Scientific and academic journals

Freud Evaluated received mixed reviews from psychologist Robert R. Holt in Isis, and Alvin Burstein in Modernism/modernity.

Holt wrote that Freud Evaluated was "impressive and valuable", but nevertheless uneven in quality. Holt considered Macmillan's most original contribution to be establishing "how ineffectively Freud attributed cause in explaining the genesis and cure of neuroses." He credited Macmillan with carefully examining the theories Freud propounded up to 1910, showing which parts of those theories were derived from sources with which Freud was familiar and which were original contributions, and with revealing logical deficiencies in "the psychopathologies not only of Freud, but also of J.-M. Charcot, Josef Breuer, and Pierre Janet." Holt considered the second half of Freud Evaluated, in which Macmillan discusses "the complications of Freud's last two major versions of his theories, plus the contributions of his followers", to be less successful, writing that Macmillan focused on less important problems with the theories, and that some of his arguments were faulty. Holt granted that Macmillan made some correct criticisms of Freud's method of free association, but criticized him for treating it as though it were a psychological test rather than an innovation in interviewing. Holt concluded that Macmillan made little attempt at offering a balanced appraisal of Freud's work. He also wrote that Freud Evaluated suffered because of its "dry, dense style" and "bad editing and proofreading".
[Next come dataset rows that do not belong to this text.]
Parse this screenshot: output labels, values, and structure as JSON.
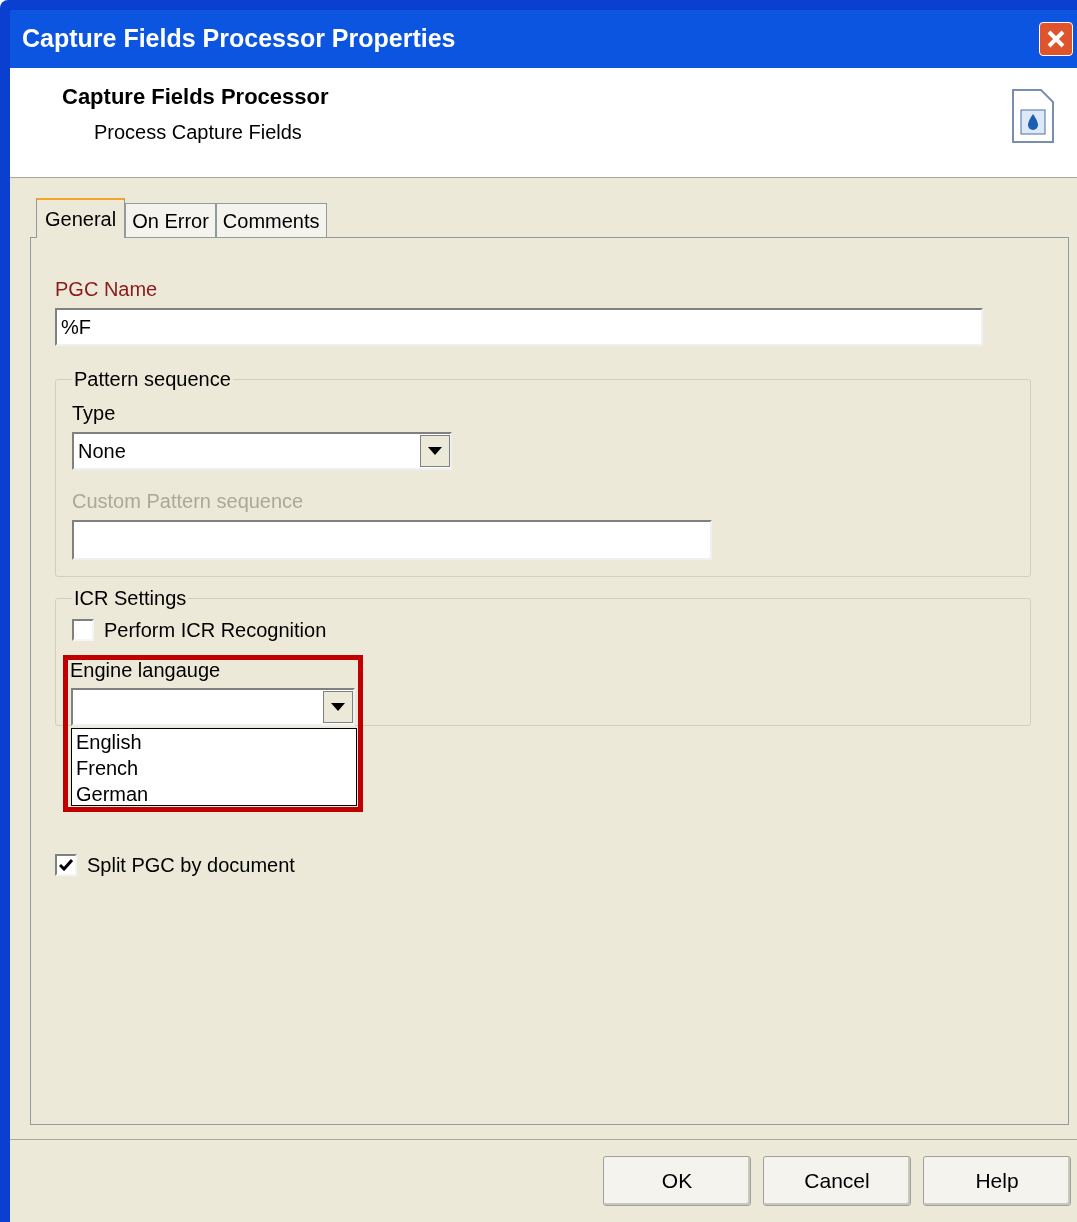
{
  "window": {
    "title": "Capture Fields Processor Properties"
  },
  "header": {
    "title": "Capture Fields Processor",
    "subtitle": "Process Capture Fields"
  },
  "tabs": [
    {
      "label": "General",
      "selected": true
    },
    {
      "label": "On Error",
      "selected": false
    },
    {
      "label": "Comments",
      "selected": false
    }
  ],
  "pgc_name": {
    "label": "PGC Name",
    "value": "%F"
  },
  "pattern_sequence": {
    "title": "Pattern sequence",
    "type_label": "Type",
    "type_value": "None",
    "custom_label": "Custom Pattern sequence",
    "custom_disabled": true
  },
  "icr_settings": {
    "title": "ICR Settings",
    "perform": {
      "label": "Perform ICR Recognition",
      "checked": false
    },
    "engine_label": "Engine langauge",
    "engine_options": [
      "English",
      "French",
      "German"
    ]
  },
  "split": {
    "label": "Split PGC by document",
    "checked": true
  },
  "buttons": [
    "OK",
    "Cancel",
    "Help"
  ]
}
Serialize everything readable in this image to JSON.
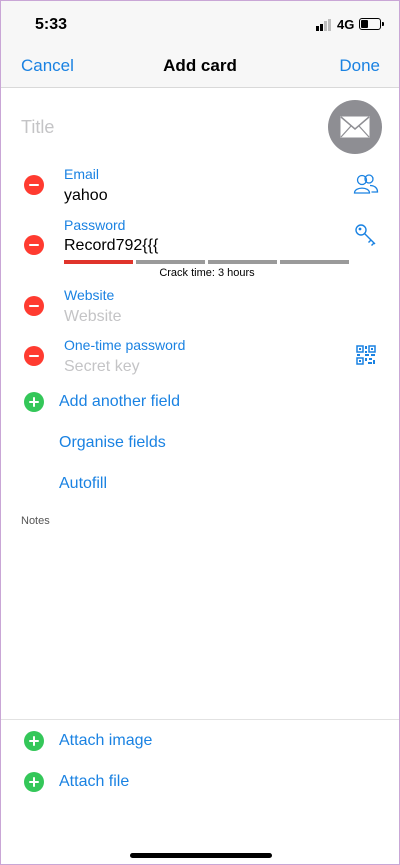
{
  "status_bar": {
    "time": "5:33",
    "network": "4G"
  },
  "nav": {
    "cancel": "Cancel",
    "title": "Add card",
    "done": "Done"
  },
  "title_field": {
    "placeholder": "Title"
  },
  "fields": {
    "email": {
      "label": "Email",
      "value": "yahoo"
    },
    "password": {
      "label": "Password",
      "value": "Record792{{{",
      "crack_time": "Crack time: 3 hours",
      "strength_segments_filled": 1,
      "strength_segments_total": 4
    },
    "website": {
      "label": "Website",
      "placeholder": "Website"
    },
    "otp": {
      "label": "One-time password",
      "placeholder": "Secret key"
    }
  },
  "actions": {
    "add_field": "Add another field",
    "organise": "Organise fields",
    "autofill": "Autofill",
    "attach_image": "Attach image",
    "attach_file": "Attach file"
  },
  "notes_label": "Notes",
  "colors": {
    "accent": "#1a82e2",
    "remove": "#ff3b30",
    "add": "#34c759",
    "strength_filled": "#e0342b",
    "strength_empty": "#9a9a9a"
  },
  "icons": {
    "avatar": "envelope-icon",
    "email_side": "contacts-icon",
    "password_side": "key-icon",
    "otp_side": "qr-code-icon"
  }
}
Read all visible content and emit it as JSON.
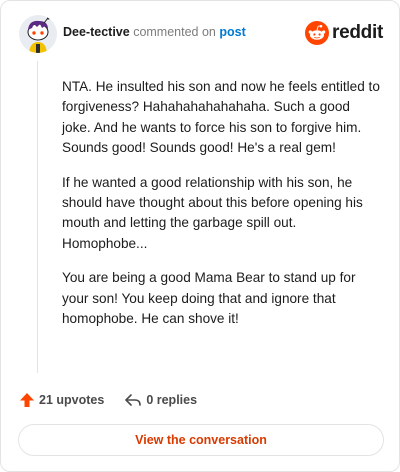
{
  "comment": {
    "author": "Dee-tective",
    "action_text": "commented on",
    "target_link": "post",
    "paragraphs": [
      "NTA. He insulted his son and now he feels entitled to forgiveness? Hahahahahahahaha. Such a good joke. And he wants to force his son to forgive him. Sounds good! Sounds good! He's a real gem!",
      "If he wanted a good relationship with his son, he should have thought about this before opening his mouth and letting the garbage spill out. Homophobe...",
      "You are being a good Mama Bear to stand up for your son! You keep doing that and ignore that homophobe. He can shove it!"
    ]
  },
  "brand": {
    "name": "reddit",
    "color": "#ff4500"
  },
  "actions": {
    "upvotes_label": "21 upvotes",
    "replies_label": "0 replies",
    "upvote_icon": "upvote-arrow-icon",
    "reply_icon": "reply-arrow-icon"
  },
  "cta": {
    "label": "View the conversation",
    "color": "#d93a00"
  }
}
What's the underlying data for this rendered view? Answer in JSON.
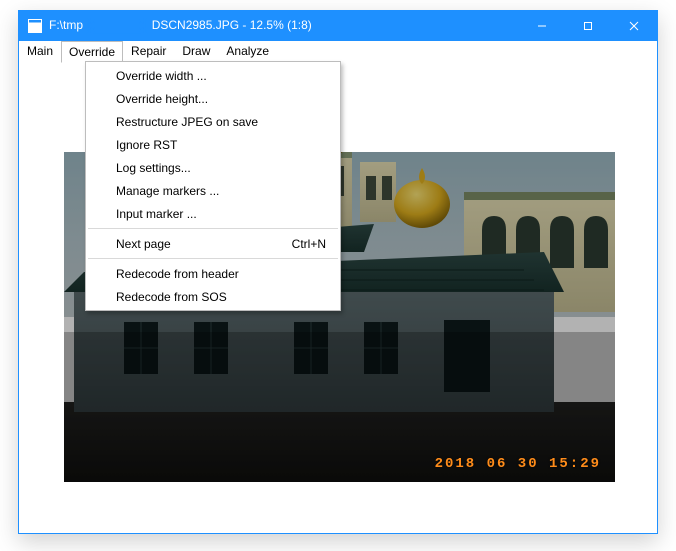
{
  "window": {
    "title_path_start": "F:\\tmp",
    "title_path_end": "DSCN2985.JPG - 12.5% (1:8)"
  },
  "menubar": {
    "items": [
      "Main",
      "Override",
      "Repair",
      "Draw",
      "Analyze"
    ],
    "open_index": 1
  },
  "dropdown": {
    "sections": [
      {
        "items": [
          {
            "label": "Override width ...",
            "accel": ""
          },
          {
            "label": "Override height...",
            "accel": ""
          },
          {
            "label": "Restructure JPEG on save",
            "accel": ""
          },
          {
            "label": "Ignore RST",
            "accel": ""
          },
          {
            "label": "Log settings...",
            "accel": ""
          },
          {
            "label": "Manage markers ...",
            "accel": ""
          },
          {
            "label": "Input marker ...",
            "accel": ""
          }
        ]
      },
      {
        "items": [
          {
            "label": "Next page",
            "accel": "Ctrl+N"
          }
        ]
      },
      {
        "items": [
          {
            "label": "Redecode from header",
            "accel": ""
          },
          {
            "label": "Redecode from SOS",
            "accel": ""
          }
        ]
      }
    ]
  },
  "image": {
    "timestamp_overlay": "2018 06 30  15:29"
  }
}
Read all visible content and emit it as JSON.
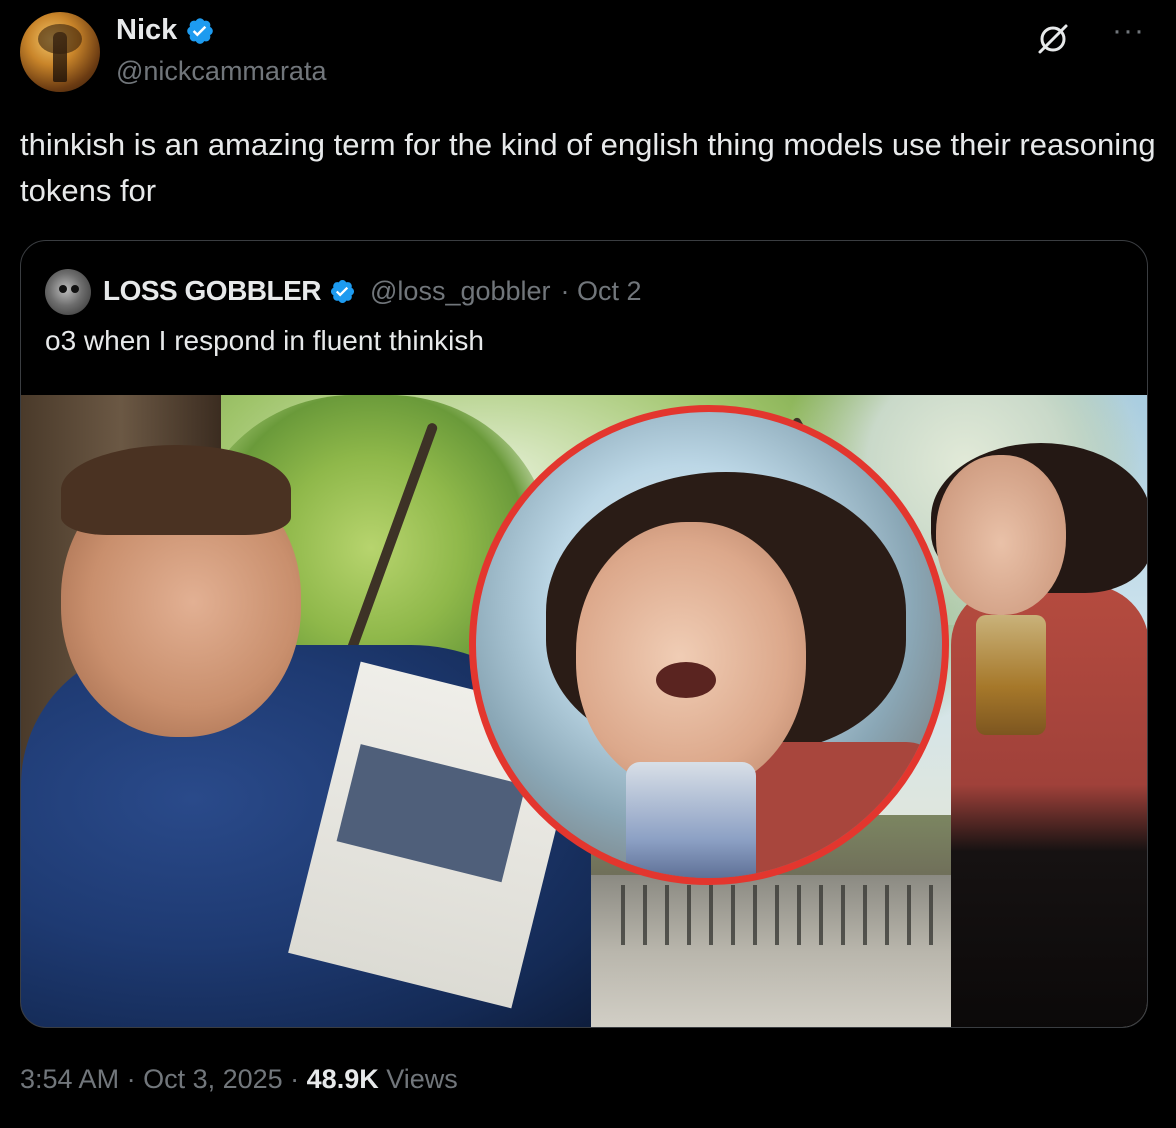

Burstein wrote that Macmillan, "combines meticulous scholarship with episodic carelessness; he presents a naive view of science, of history, and of what we would have to call celebrities; and, like many writings in this genre, seems unable to decide whether he is evaluating Freud or the intellectual movement that Freud fostered."

Evaluations in books

Freud Evaluated received a favorable reception from critics of Freud. Author Allen Esterson called Freud Evaluated, "a painstaking scholarly and remarkably wide-ranging historically-based critique of Freud's theoretical framework which will remain an invaluable sourcebook for many years to come." Author John Kerr commended Macmillan for his "exhaustive" bibliography of the psychoanalytic literature. Author Richard Webster, writing in Why Freud Was Wrong (1995), described Freud Evaluated as a "valuable resource, full of meticulous readings and close study of the development of Freud's ideas". He also wrote that the book contained much important material absent from earlier works such as psychologist Frank Sulloway's Freud, Biologist of the Mind (1979). However, he expressed disagreement with Macmillan's view of French neurologist Charcot and medical issues related to hysteria. Webster suggested that Macmillan too readily accepts psychogenic theories of illness. Crews suggested that the republication of Freud Evaluated in 1997 "advanced the long debate over psychoanalysis to what may well be its decisive moment." Comparing the work to previous critical discussions of Freud, such as Sulloway's Freud, Biologist of the Mind (1979) and philosopher Adolf Grünbaum The Foundations of Psychoanalysis (1984), he commented that "its importance can be measured by what those predecessor books had left undone." Crews later described Freud Evaluated as "the single most important book about Freud's ideas".

Philosopher Todd Dufresne called Freud Evaluated, "a strong, comprehensive, although fairly dry, examination of the early history and theory of psychoanalysis".